The firm lobbied the federal and many state governments during the depression to open up bank merchandising to the public.  Allowing these physical changes helped alter the customer’s actual and perceptive separation of personal interaction, and this open environment continues to be the method of personal banking that is utilized today.


W.A. Sarmiento describing some of his unique stairs and his calculations for designs.

By 1940, many of the financial industry’s leading journals such as Burroughs Clearing House were promoting the inclusions such as fluorescent lighting, recessed and indirect lighting, acoustic ceilings, sound-absorbent rubber-tile flooring, glass-block interior partitions, and reinforced-concrete construction in the “ultra-modern” bank building.  In addition, it was also typical as banks became more similar to retailers that they took on similar elements of storefront retail design such as floor-to-ceiling plate glass windows and large multicolored neon or backlit signs, and time and temperature boards.  Bright colors on the interior replaced dark tones, and large murals filled blank walls or sometimes floors, commanding new attention from customers.

In 1953, Bank Building & Equipment Corporation owner Joseph Gander said, “Until five years ago, most American bank buildings were colonial or classical in design.  Now 90 percent of the banks are going contemporary modern.”  One year later, the Manufacturers Hanover Trust Bank by Skidmore Owings and Merrill in New York City would create national headlines as modern bank architecture became mainstream in America.  However, the work of the Bank Building & Equipment Corporation to create modern design was already making more headway to move modernism forward at a more rapid pace in many small towns and medium size cities.

In hiring progressive designers and capitalizing on the popular appeal of unconventional designs, the Bank Building & Equipment Corporation leaped to the forefront of bank design.  W.A. Sarmiento and William F. Cann were among the futuristic-minded designers using expressive structural systems and non-traditional geometries for some of the company’s most intriguing buildings.  These featured expressions of technological advancements such as parabolic arches, complex massing and compound curves, thin-shell concrete domes, and other bulbous volumes.

The Bank Building & Equipment Corporation of America has also been part of the movement to help perfect drive-up banking under their theory that “if they can’t drive in, they may drive by.”  They promoted that their research led to the installation of the first drive-up teller unit, which contributed to the widespread proliferation of the full-service branch bank.

Understanding new trends in development and design, Gander was also attempted to stimulate new geographic markets for modern architecture such as Central America and the islands of the Caribbean Ocean.  And as Gander noticed outside of America, “there is even more universal acceptance of modern architecture because they have never recognized the older styles of architecture.”  Chief Designer W.A. Sarmiento was the company’s lead outside of the United States.  He reflected recently that even he believed that their success was limited due to these countries inability to pay the 8% architectural fee, which to them seemed like gross overspending for a non-necessity.  However, Bank Building & Equipment Corporation desired to grow the Mexico City office and marketed heavily in the country.

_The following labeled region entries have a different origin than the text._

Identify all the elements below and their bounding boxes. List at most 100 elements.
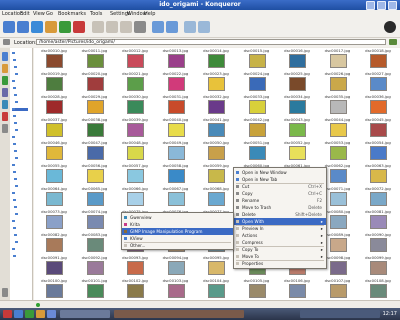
tree-folder-item[interactable] xyxy=(13,171,29,174)
menu-tools[interactable]: Tools xyxy=(90,11,102,17)
up-icon[interactable] xyxy=(31,21,43,33)
minimize-button[interactable] xyxy=(366,1,375,10)
tree-folder-item[interactable] xyxy=(15,129,31,132)
tree-folder-item[interactable] xyxy=(12,164,28,167)
file-item[interactable]: dsc00024.jpg xyxy=(237,71,277,94)
file-item[interactable]: dsc00059.jpg xyxy=(196,163,236,186)
file-item[interactable]: dsc00034.jpg xyxy=(277,94,317,117)
file-item[interactable]: dsc00067.jpg xyxy=(156,186,196,209)
tree-folder-item[interactable] xyxy=(12,108,28,111)
file-item[interactable]: dsc00090.jpg xyxy=(358,232,398,255)
context-menu-item-move-to[interactable]: Move To ▸ xyxy=(234,253,326,260)
zoom-in-icon[interactable] xyxy=(152,21,164,33)
file-item[interactable]: dsc00064.jpg xyxy=(34,186,74,209)
services-tab-icon[interactable] xyxy=(2,124,8,133)
home-launcher-icon[interactable] xyxy=(25,310,34,318)
file-item[interactable]: dsc00012.jpg xyxy=(115,48,155,71)
file-item[interactable]: dsc00083.jpg xyxy=(75,232,115,255)
copy-icon[interactable] xyxy=(106,21,118,33)
file-item[interactable]: dsc00063.jpg xyxy=(358,163,398,186)
file-item[interactable]: dsc00035.jpg xyxy=(318,94,358,117)
file-item[interactable]: dsc00015.jpg xyxy=(237,48,277,71)
context-menu-item-open-in-new-window[interactable]: Open in New Window xyxy=(234,169,326,176)
tree-folder-item[interactable] xyxy=(12,248,28,251)
file-item[interactable]: dsc00037.jpg xyxy=(34,117,74,140)
file-item[interactable]: dsc00107.jpg xyxy=(318,278,358,300)
detailed-view-icon[interactable] xyxy=(198,21,210,33)
file-item[interactable]: dsc00023.jpg xyxy=(196,71,236,94)
menu-edit[interactable]: Edit xyxy=(20,11,30,17)
file-item[interactable]: dsc00021.jpg xyxy=(115,71,155,94)
zoom-out-icon[interactable] xyxy=(166,21,178,33)
file-item[interactable]: dsc00073.jpg xyxy=(34,209,74,232)
file-item[interactable]: dsc00108.jpg xyxy=(358,278,398,300)
file-item[interactable]: dsc00032.jpg xyxy=(196,94,236,117)
file-item[interactable]: dsc00106.jpg xyxy=(277,278,317,300)
home-icon[interactable] xyxy=(45,21,57,33)
file-item[interactable]: dsc00068.jpg xyxy=(196,186,236,209)
pager[interactable] xyxy=(60,310,110,318)
context-menu-item-move-to-trash[interactable]: Move to Trash Delete xyxy=(234,204,326,211)
file-item[interactable]: dsc00010.jpg xyxy=(34,48,74,71)
file-item[interactable]: dsc00047.jpg xyxy=(75,140,115,163)
file-item[interactable]: dsc00093.jpg xyxy=(115,255,155,278)
file-item[interactable]: dsc00020.jpg xyxy=(75,71,115,94)
context-menu-item-actions[interactable]: Actions ▸ xyxy=(234,232,326,239)
file-item[interactable]: dsc00058.jpg xyxy=(156,163,196,186)
tree-folder-item[interactable] xyxy=(14,150,30,153)
file-item[interactable]: dsc00053.jpg xyxy=(318,140,358,163)
open-with-item-gimp-image-manipulation-program[interactable]: GIMP Image Manipulation Program xyxy=(122,228,233,235)
file-item[interactable]: dsc00054.jpg xyxy=(358,140,398,163)
konsole-launcher-icon[interactable] xyxy=(36,310,45,318)
file-item[interactable]: dsc00052.jpg xyxy=(277,140,317,163)
browser-launcher-icon[interactable] xyxy=(47,310,56,318)
file-item[interactable]: dsc00025.jpg xyxy=(277,71,317,94)
file-item[interactable]: dsc00051.jpg xyxy=(237,140,277,163)
file-item[interactable]: dsc00022.jpg xyxy=(156,71,196,94)
file-item[interactable]: dsc00072.jpg xyxy=(358,186,398,209)
tree-folder-item[interactable] xyxy=(13,143,29,146)
file-item[interactable]: dsc00050.jpg xyxy=(196,140,236,163)
tree-folder-item[interactable] xyxy=(12,52,28,55)
media-tab-icon[interactable] xyxy=(2,88,8,97)
file-item[interactable]: dsc00066.jpg xyxy=(115,186,155,209)
tree-folder-item[interactable] xyxy=(13,87,29,90)
file-item[interactable]: dsc00018.jpg xyxy=(358,48,398,71)
tree-folder-item[interactable] xyxy=(12,192,28,195)
tree-folder-item[interactable] xyxy=(12,80,28,83)
file-item[interactable]: dsc00057.jpg xyxy=(115,163,155,186)
file-item[interactable]: dsc00074.jpg xyxy=(75,209,115,232)
file-item[interactable]: dsc00045.jpg xyxy=(358,117,398,140)
root-folder-tab-icon[interactable] xyxy=(2,112,8,121)
file-item[interactable]: dsc00042.jpg xyxy=(237,117,277,140)
cut-icon[interactable] xyxy=(92,21,104,33)
tree-folder-item[interactable] xyxy=(15,213,31,216)
location-input[interactable]: /home/aster/Pictures/ido_origami/ xyxy=(36,39,386,45)
file-item[interactable]: dsc00044.jpg xyxy=(318,117,358,140)
file-item[interactable]: dsc00011.jpg xyxy=(75,48,115,71)
file-item[interactable]: dsc00065.jpg xyxy=(75,186,115,209)
file-item[interactable]: dsc00092.jpg xyxy=(75,255,115,278)
desktop-icon[interactable] xyxy=(14,310,23,318)
file-item[interactable]: dsc00048.jpg xyxy=(115,140,155,163)
context-menu-item-copy-to[interactable]: Copy To ▸ xyxy=(234,246,326,253)
tree-folder-item[interactable] xyxy=(13,227,29,230)
file-item[interactable]: dsc00013.jpg xyxy=(156,48,196,71)
file-item[interactable]: dsc00103.jpg xyxy=(156,278,196,300)
reload-icon[interactable] xyxy=(59,21,71,33)
file-item[interactable]: dsc00100.jpg xyxy=(34,278,74,300)
context-menu-item-compress[interactable]: Compress ▸ xyxy=(234,239,326,246)
file-item[interactable]: dsc00033.jpg xyxy=(237,94,277,117)
tree-folder-item[interactable] xyxy=(14,94,30,97)
tree-folder-item[interactable] xyxy=(15,185,31,188)
icon-view-icon[interactable] xyxy=(184,21,196,33)
file-item[interactable]: dsc00046.jpg xyxy=(34,140,74,163)
tree-folder-item[interactable] xyxy=(12,136,28,139)
file-item[interactable]: dsc00038.jpg xyxy=(75,117,115,140)
context-menu-item-preview-in[interactable]: Preview In ▸ xyxy=(234,225,326,232)
file-item[interactable]: dsc00028.jpg xyxy=(34,94,74,117)
tree-folder-item[interactable] xyxy=(13,115,29,118)
forward-icon[interactable] xyxy=(17,21,29,33)
tree-folder-item[interactable] xyxy=(15,73,31,76)
go-icon[interactable] xyxy=(389,39,397,45)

While the company could stress the economy of new buildings overall, new design was still able to provide an updated appearance with touches of elegance that lent a futuristic look to banks. Architect W.A. Sarmiento's bank designs often showcased intricate central stairways in the lobby. By virtue of the technology available and Sarmiento's genius, you are transported into another dimension, ascending ifrom the customer floor into a mysterious carved space above or making the graceful transition from first to second floors on a virtual spacewalk. These types of stairways were used in banks such as First National Bank & Trust of Lincoln, Nebraska; Fidelity Federal Savings of Glendale, California; Great Western Savings/Van Nuys Savings Bank, Los Angeles, California; and the Phoenix Financial Center in Phoenix, Arizona. (Listen to audio clip above for a description.)

Where much of this success led was to the Bank Building & Equipment Corporation’s emergence as a top design-build firm in the mid-twentieth century.  J.B. Gander held deep concern that his top designers could leave the company with their client list and ideas so he separated many of the functions within the company between several departments.  As a project would come in, the designer would take the lead to create the product for the site.  That design would be passed onto the architectural department, headed by the lead architect for the development of a full set of construction drawings.  The architect would be responsible for passing those onto the construction department for building.  Construction would also be working with cost estimating and budgeting throughout the process.  Therefore, the a building could get built within one company, but move through the series of departments swiftly without the client knowing many hands were involved.